Thursday, April 11, 2013

Is Health Care Different Than Everything Else?

“The most pernicious doctrine in health services research, the greatest impediment to clear thought and successful action, is that health care is different. Of course the medical sector has features not found elsewhere in the economy and polity, but then there is a uniqueness to every other industry. 

Each of the salient characteristics of health care, including professionalism, licensure, nonprofit organization, third-party payment, and heavy government regulation, can be found in other sectors, albeit not bundled in quite the same distinct and dysfunctional manner.

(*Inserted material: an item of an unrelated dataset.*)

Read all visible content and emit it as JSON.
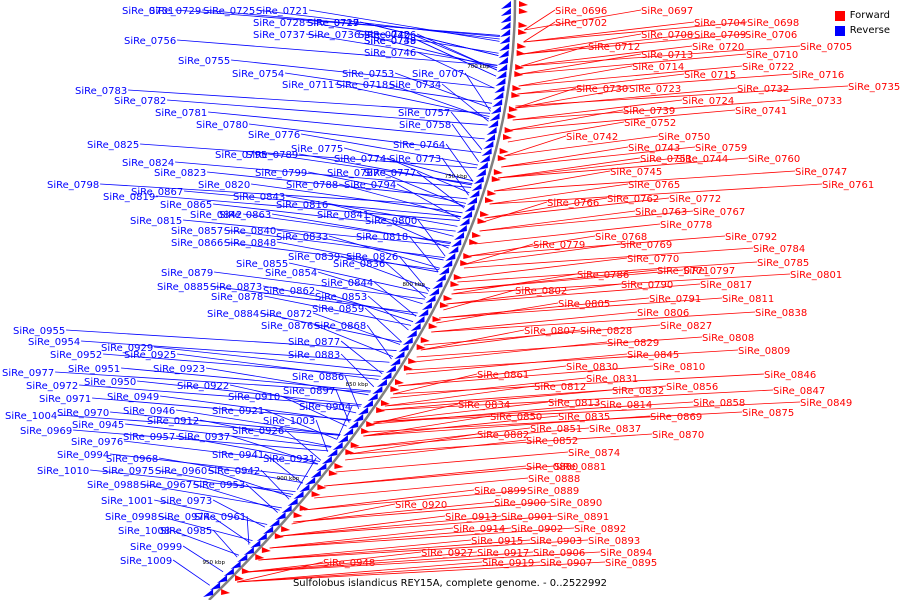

The uniqueness doctrine hence proves too much. More importantly, the principle serves as a two-way barrier to entry between the health and non-health sectors. 

 In one direction it discourages mainstream economists from importing the principles of industrial organization, game theory, and transactions costs to health care issues by raising a wall of acronyms and institutional trivia that impedes dialogue.

 In the other direction it fosters a complacency among the virtuosi of health policy analysis, allowing us to achieve fame and fortune in our small pond without fear of competition from denizens of the scholarly shark tank.”

“To some within the health care community, the uniqueness doctrine is self-evident and needs no justification. After all, health care is essential to health. 


That food and shelter are even more vital and seem to be produced without professional licensure, nonprofit organization, compulsory insurance, class action lawsuits, and 133,000 pages of regulatory prescription in the Federal Register does not shake the faith of the orthodox. 

For the sophisticates, however, the uniqueness doctrine does demand a foundation or least a pedigree. It is here that the theory of asymmetric information enters, gets comfortable, and decides to reside permanently in the intellectual edifice of health economics, medical sociology, health politics, and the other subspecialties of this faction-ridden but homologous research community. Which brings me to “Uncertainty and the Welfare Economics of Medical Care” (Arrow 1963).”